A federal judge in Washington, D.C., has ruled that a $148 million judgment ordered against Rudy Giuliani after he defamed election workers Ruby Freeman and Shaye Moss will be upheld.
U.S. District Judge Beryl Howell issued the 48-page memorandum opinion on Monday, writing that the former New York City mayor and Donald Trump‘s co-defendant in the sprawling racketeering case in Georgia offered “threadbare” and unsupported legal arguments in his attempt to unwind the staggering judgment. Howell has excoriated Giuliani in the past, writing in December when she ordered him to pay Freeman and Moss promptly that he had been an “unwilling and uncooperative” litigant. Giuliani called the judgment the equivalent to the “civil death penalty” after he loss the case last year. He promptly filed for bankruptcy and is in the throes of those proceedings now.
“Giuliani’s renewed motion urging this Court to reverse its prior findings and rulings to override the jury’s considered verdict on the basis of five threadbare arguments falls well short of persuading that ‘the evidence and all reasonable inferences that can be drawn therefrom are so one-sided that reasonable men and women could not have reached a verdict in [plaintiff’s] favor,”” Howell wrote. “The jury’s verdict awarding plaintiff’s compensatory and punitive damages for defamation and intentional infliction of emotional distress caused by Giuliani and his co-conspirators, as reflected in final judgment, is the amount of $145,969,000 plus post-judgment interest [citation omitted].”
Freeman and Shaye have been unable to collect on their judgment since mid-December when three days after a jury delivered a unanimous verdict, Giuliani declared Chapter 11 bankruptcy.
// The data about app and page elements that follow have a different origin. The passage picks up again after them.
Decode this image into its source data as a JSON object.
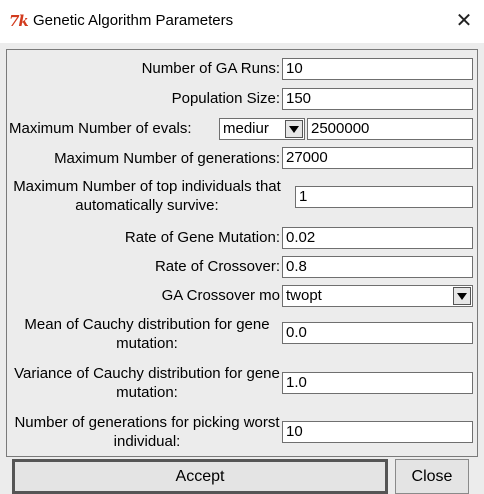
{
  "window": {
    "title": "Genetic Algorithm Parameters",
    "icon": "tk-icon",
    "close": "✕"
  },
  "fields": {
    "ga_runs": {
      "label": "Number of GA Runs:",
      "value": "10"
    },
    "population": {
      "label": "Population Size:",
      "value": "150"
    },
    "max_evals": {
      "label": "Maximum Number of evals:",
      "mode": "mediur",
      "value": "2500000"
    },
    "max_gens": {
      "label": "Maximum Number of generations:",
      "value": "27000"
    },
    "top_survive": {
      "label": "Maximum Number of top individuals that automatically survive:",
      "value": "1"
    },
    "mutation_rate": {
      "label": "Rate of Gene Mutation:",
      "value": "0.02"
    },
    "crossover_rate": {
      "label": "Rate of Crossover:",
      "value": "0.8"
    },
    "crossover_mode": {
      "label": "GA Crossover mo",
      "value": "twopt"
    },
    "cauchy_mean": {
      "label": "Mean of Cauchy distribution for gene mutation:",
      "value": "0.0"
    },
    "cauchy_var": {
      "label": "Variance of Cauchy distribution for gene mutation:",
      "value": "1.0"
    },
    "worst_gens": {
      "label": "Number of generations for picking worst individual:",
      "value": "10"
    }
  },
  "buttons": {
    "accept": "Accept",
    "close": "Close"
  }
}
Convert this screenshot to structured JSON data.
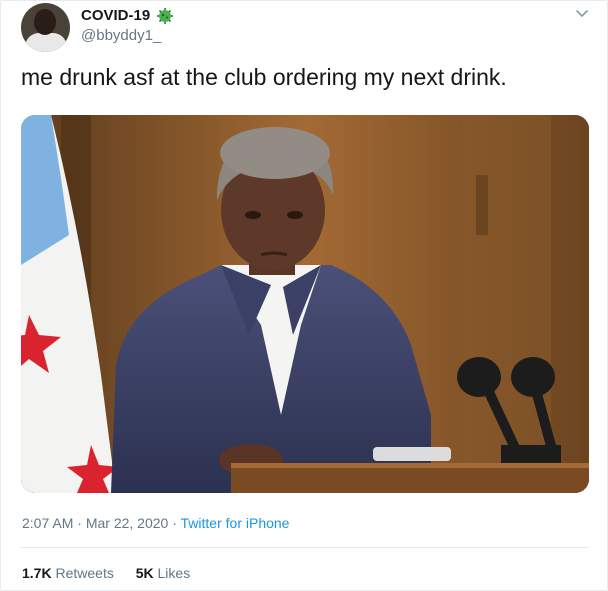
{
  "header": {
    "display_name": "COVID-19",
    "handle": "@bbyddy1_",
    "badge_icon": "virus-emoji-icon",
    "menu_icon": "chevron-down-icon"
  },
  "tweet": {
    "text": "me drunk asf at the club ordering my next drink."
  },
  "footer": {
    "time": "2:07 AM",
    "separator1": "·",
    "date": "Mar 22, 2020",
    "separator2": "·",
    "source": "Twitter for iPhone"
  },
  "stats": {
    "retweets_count": "1.7K",
    "retweets_label": "Retweets",
    "likes_count": "5K",
    "likes_label": "Likes"
  },
  "colors": {
    "text": "#14171a",
    "secondary": "#657786",
    "link": "#1b95e0",
    "divider": "#e6ecf0"
  }
}
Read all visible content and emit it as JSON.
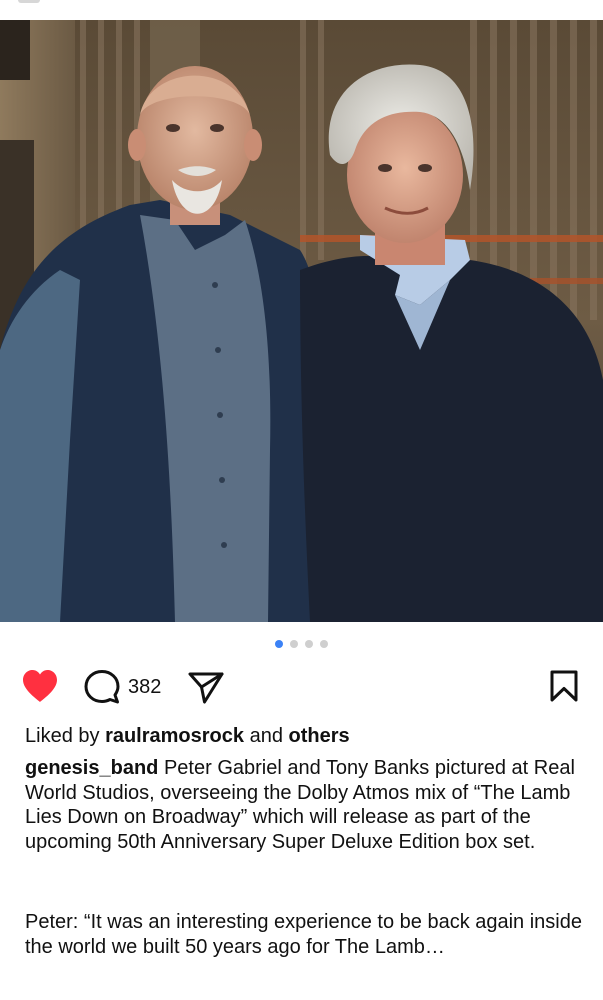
{
  "post": {
    "author": "genesis_band",
    "comment_count": "382",
    "liked": true,
    "carousel": {
      "total": 4,
      "active_index": 0
    },
    "likes": {
      "prefix": "Liked by",
      "user": "raulramosrock",
      "conjunction": "and",
      "others": "others"
    },
    "caption": "Peter Gabriel and Tony Banks pictured at Real World Studios, overseeing the Dolby Atmos mix of “The Lamb Lies Down on Broadway” which will release as part of the upcoming 50th Anniversary Super Deluxe Edition box set.",
    "quote": "Peter: “It was an interesting experience to be back again inside the world we built 50 years ago for The Lamb…"
  },
  "icons": {
    "like": "heart-icon",
    "comment": "speech-bubble-icon",
    "share": "paper-plane-icon",
    "save": "bookmark-icon"
  },
  "colors": {
    "like_red": "#ff3040",
    "dot_active": "#3b82f6",
    "dot_inactive": "#cfcfcf",
    "text": "#111111"
  }
}
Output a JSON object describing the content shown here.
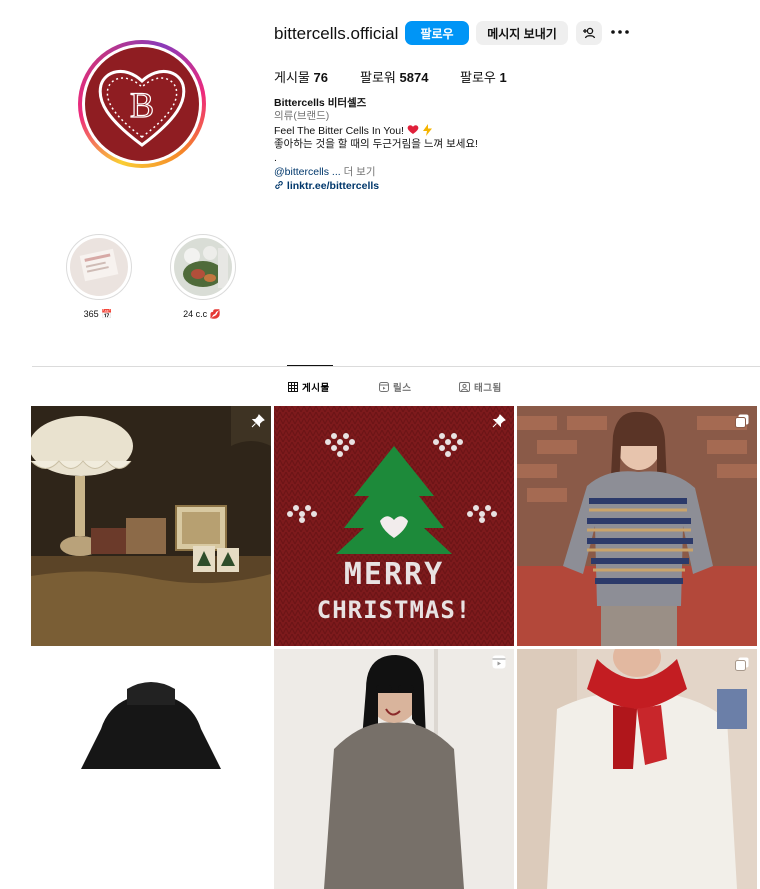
{
  "profile": {
    "username": "bittercells.official",
    "follow_label": "팔로우",
    "message_label": "메시지 보내기",
    "avatar_letter": "B"
  },
  "stats": {
    "posts_label": "게시물",
    "posts_count": "76",
    "followers_label": "팔로워",
    "followers_count": "5874",
    "following_label": "팔로우",
    "following_count": "1"
  },
  "bio": {
    "name": "Bittercells 비터셀즈",
    "category": "의류(브랜드)",
    "line1": "Feel The Bitter Cells In You!",
    "line2": "좋아하는 것을 할 때의 두근거림을 느껴 보세요!",
    "line3": ".",
    "mention": "@bittercells ...",
    "more": "더 보기",
    "link": "linktr.ee/bittercells"
  },
  "highlights": [
    {
      "label": "365 📅"
    },
    {
      "label": "24 c.c 💋"
    }
  ],
  "tabs": {
    "posts": "게시물",
    "reels": "릴스",
    "tagged": "태그됨"
  },
  "post_tiles": {
    "tile2_text_line1": "MERRY",
    "tile2_text_line2": "CHRISTMAS!"
  },
  "colors": {
    "accent": "#0095f6",
    "brand_red": "#8f1d22",
    "link": "#00376b"
  }
}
In succession, Giuliani went on to file briefs with the court arguing that Freeman and Moss could not prove they had been damaged, that they statements they said caused them emotional distress were made a year before the lawsuit was filed, and that there was a lack of expert testimony at his trial “as to how much of their emotional harm was caused by Giuliani as opposed to other sources that pre-dated Giuliani’s alleged conduct,” Giuliani’s motion states.
Giuliani also claimed the judgment should be nixed because two expert witnesses for the plaintiffs should have had their testimony stricken.
“These arguments are foreclosed by the law of the case doctrine based on this court’s default judgment imposing liability on Giuliani for plaintiffs’ claims as a discovery sanction — and Giuliani provides no basis to exempt him from application of that doctrine here — and otherwise fail on the merits,” Howell wrote.
The former mayor had ample opportunity to comply with discovery requests, the Barack Obama-appointed judge noted in her opinion, but he had time and again failed to comply in a timely fashion. As Law&Crime previously reported, Giuliani’s history flouting discovery in that case is being used against him now in bankruptcy court as creditors sort out his assets.
Giuliani was expected to be deposed in bankruptcy court on Monday as Law&Crime previously reported.